Data on critical care capacity were derived from three sources: two previous reviews in low-income countries and Asia respectively, and our own systematic review (MRC GIDA Report 12). This generated 57 data points across all four World Bank income strata. As above, boosted regression tree models were used to obtain estimates for each country using the same set of covariates.
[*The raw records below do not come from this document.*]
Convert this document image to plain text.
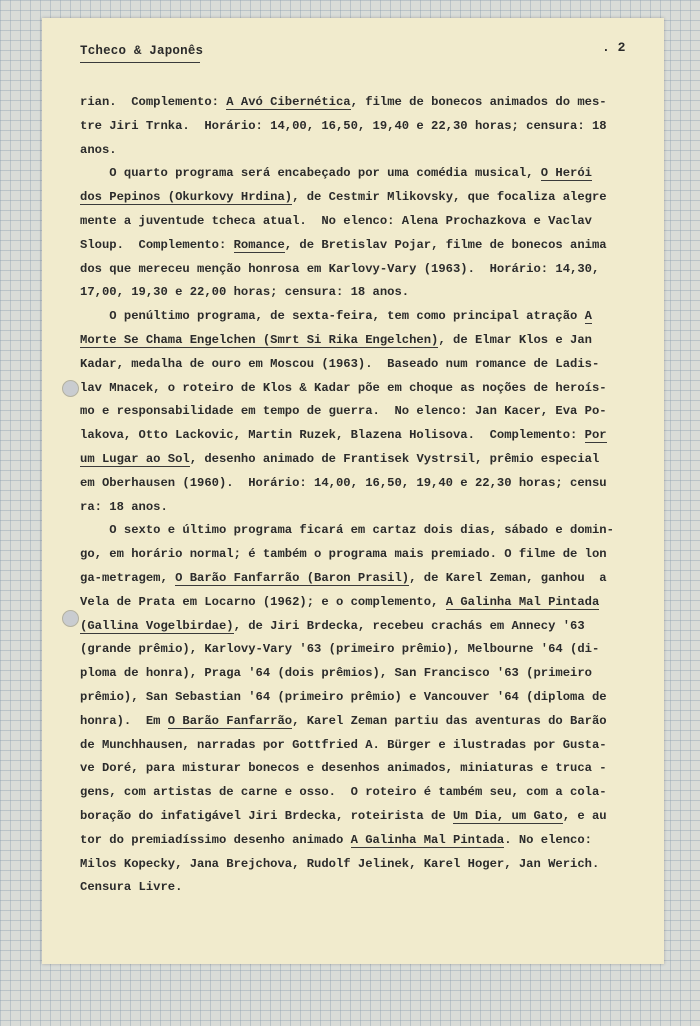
Tcheco & Japonês	. 2
rian.  Complemento: A Avó Cibernética, filme de bonecos animados do mes-
tre Jiri Trnka.  Horário: 14,00, 16,50, 19,40 e 22,30 horas; censura: 18
anos.
O quarto programa será encabeçado por uma comédia musical, O Herói
dos Pepinos (Okurkovy Hrdina), de Cestmir Mlikovsky, que focaliza alegre
mente a juventude tcheca atual.  No elenco: Alena Prochazkova e Vaclav
Sloup.  Complemento: Romance, de Bretislav Pojar, filme de bonecos anima
dos que mereceu menção honrosa em Karlovy-Vary (1963).  Horário: 14,30,
17,00, 19,30 e 22,00 horas; censura: 18 anos.
O penúltimo programa, de sexta-feira, tem como principal atração A
Morte Se Chama Engelchen (Smrt Si Rika Engelchen), de Elmar Klos e Jan
Kadar, medalha de ouro em Moscou (1963).  Baseado num romance de Ladis-
lav Mnacek, o roteiro de Klos & Kadar põe em choque as noções de heroís-
mo e responsabilidade em tempo de guerra.  No elenco: Jan Kacer, Eva Po-
lakova, Otto Lackovic, Martin Ruzek, Blazena Holisova.  Complemento: Por
um Lugar ao Sol, desenho animado de Frantisek Vystrsil, prêmio especial
em Oberhausen (1960).  Horário: 14,00, 16,50, 19,40 e 22,30 horas; censu
ra: 18 anos.
O sexto e último programa ficará em cartaz dois dias, sábado e domin-
go, em horário normal; é também o programa mais premiado. O filme de lon
ga-metragem, O Barão Fanfarrão (Baron Prasil), de Karel Zeman, ganhou  a
Vela de Prata em Locarno (1962); e o complemento, A Galinha Mal Pintada
(Gallina Vogelbirdae), de Jiri Brdecka, recebeu crachás em Annecy '63
(grande prêmio), Karlovy-Vary '63 (primeiro prêmio), Melbourne '64 (di-
ploma de honra), Praga '64 (dois prêmios), San Francisco '63 (primeiro
prêmio), San Sebastian '64 (primeiro prêmio) e Vancouver '64 (diploma de
honra).  Em O Barão Fanfarrão, Karel Zeman partiu das aventuras do Barão
de Munchhausen, narradas por Gottfried A. Bürger e ilustradas por Gusta-
ve Doré, para misturar bonecos e desenhos animados, miniaturas e truca -
gens, com artistas de carne e osso.  O roteiro é também seu, com a cola-
boração do infatigável Jiri Brdecka, roteirista de Um Dia, um Gato, e au
tor do premiadíssimo desenho animado A Galinha Mal Pintada. No elenco:
Milos Kopecky, Jana Brejchova, Rudolf Jelinek, Karel Hoger, Jan Werich.
Censura Livre.
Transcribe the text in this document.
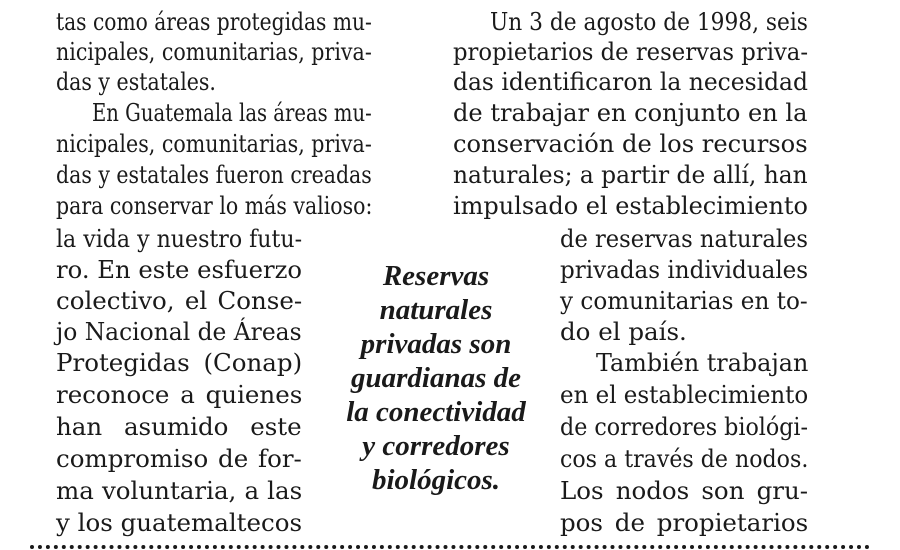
tas como áreas protegidas mu-
nicipales, comunitarias, priva-
das y estatales.
En Guatemala las áreas mu-
nicipales, comunitarias, priva-
das y estatales fueron creadas
para conservar lo más valioso:
la vida y nuestro futu-
ro. En este esfuerzo
colectivo, el Conse-
jo Nacional de Áreas
Protegidas (Conap)
reconoce a quienes
han asumido este
compromiso de for-
ma voluntaria, a las
y los guatemaltecos
Un 3 de agosto de 1998, seis
propietarios de reservas priva-
das identificaron la necesidad
de trabajar en conjunto en la
conservación de los recursos
naturales; a partir de allí, han
impulsado el establecimiento
de reservas naturales
privadas individuales
y comunitarias en to-
do el país.
También trabajan
en el establecimiento
de corredores biológi-
cos a través de nodos.
Los nodos son gru-
pos de propietarios
Reservas
naturales
privadas son
guardianas de
la conectividad
y corredores
biológicos.
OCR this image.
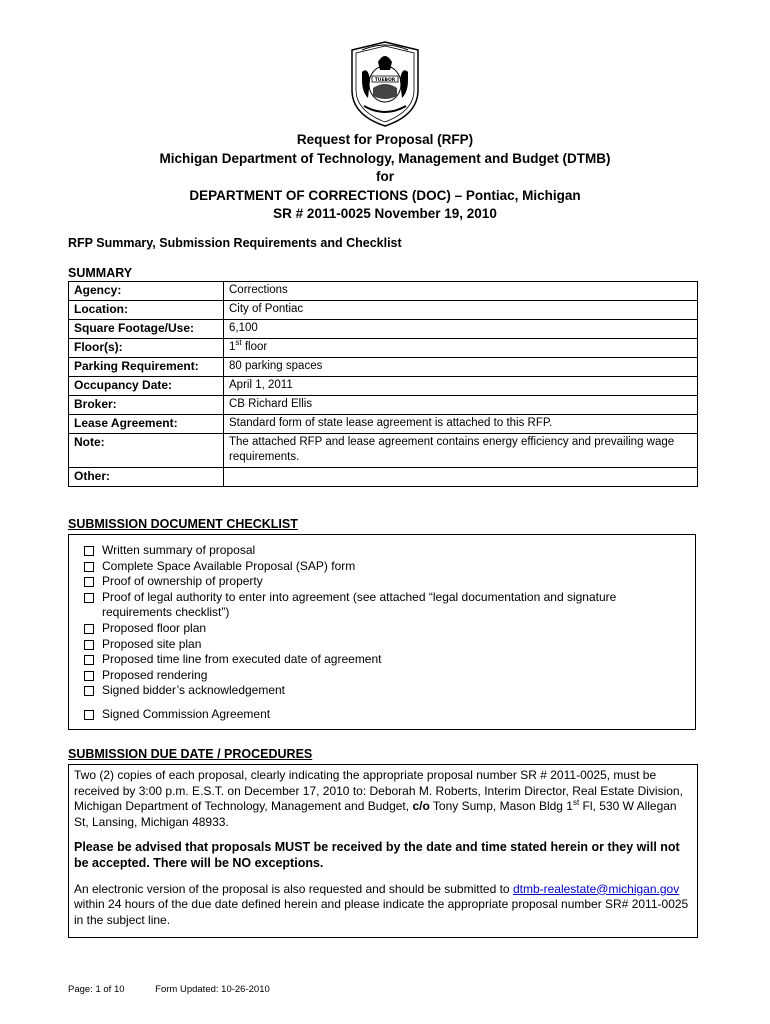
TUEBOR
Request for Proposal (RFP)
Michigan Department of Technology, Management and Budget (DTMB)
for
DEPARTMENT OF CORRECTIONS (DOC) – Pontiac, Michigan
SR # 2011-0025 November 19, 2010
RFP Summary, Submission Requirements and Checklist
SUMMARY
Agency:	Corrections
Location:	City of Pontiac
Square Footage/Use:	6,100
Floor(s):	1st floor
Parking Requirement:	80 parking spaces
Occupancy Date:	April 1, 2011
Broker:	CB Richard Ellis
Lease Agreement:	Standard form of state lease agreement is attached to this RFP.
Note:	The attached RFP and lease agreement contains energy efficiency and prevailing wage requirements.
Other:	
SUBMISSION DOCUMENT CHECKLIST
Written summary of proposal
Complete Space Available Proposal (SAP) form
Proof of ownership of property
Proof of legal authority to enter into agreement (see attached “legal documentation and signature requirements checklist”)
Proposed floor plan
Proposed site plan
Proposed time line from executed date of agreement
Proposed rendering
Signed bidder’s acknowledgement
Signed Commission Agreement
SUBMISSION DUE DATE / PROCEDURES

Two (2) copies of each proposal, clearly indicating the appropriate proposal number SR # 2011-0025, must be received by 3:00 p.m. E.S.T. on December 17, 2010 to: Deborah M. Roberts, Interim Director, Real Estate Division, Michigan Department of Technology, Management and Budget, c/o Tony Sump, Mason Bldg 1st Fl, 530 W Allegan St, Lansing, Michigan 48933.

Please be advised that proposals MUST be received by the date and time stated herein or they will not be accepted. There will be NO exceptions.

An electronic version of the proposal is also requested and should be submitted to dtmb-realestate@michigan.gov within 24 hours of the due date defined herein and please indicate the appropriate proposal number SR# 2011-0025 in the subject line.

Page: 1 of 10	Form Updated: 10-26-2010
For both bed types, our estimates are multiplied by the population to give indicative values in the interface of total number of hospital beds and total number of critical care beds for each country. These values do not represent available beds. Both numbers can be changed by the user to incorporate local data on either total bed numbers or available beds.

Model Calibration

The stochastic squire model (https://github.com/mrc-ide/squire) is fitted to the reported daily deaths in each country by allowing two parameters to vary: the start date of the epidemic and the initial R0 in the absence of intervention. The parameter space is explored using a grid search with the start date constrained to occur before the first death due to COVID-19. We use a particle filter to explore the likelihood for a given parameter pair (R0 and start date). For a given parameter pair, 100 simulations are conducted. For each day recorded in the data, the likelihood of each simulation is calculated by comparing the daily deaths estimated to the reported deaths in the European Centres for Disease Control data, assuming the number of deaths is described by a negative binomial distribution with a spread equal to 2 to account for overdispersion. Simulations are then “filtered” by systematically resampling from the trajectories based on their log likelihood. The overall likelihood for a parameter pair is given by the sum of the mean likelihoods at each time step, which is used to identify the best fitting R0 and start date pair.

Key References

Walker P, Whittaker C, Watson O et al. (2020). The global impact of COVID-19 and strategies for mitigation and suppression. https://doi.org/10.25561/77735

Implementation

Both the stochastic and deterministic models here were developed using odin, a framework developed by the reside group in the MRC Centre for Global Infectious Disease Analysis, and compiled to JavaScript using odin.js. All models developed are available in the R package squire. Automation of model fitting was conducted using orderly.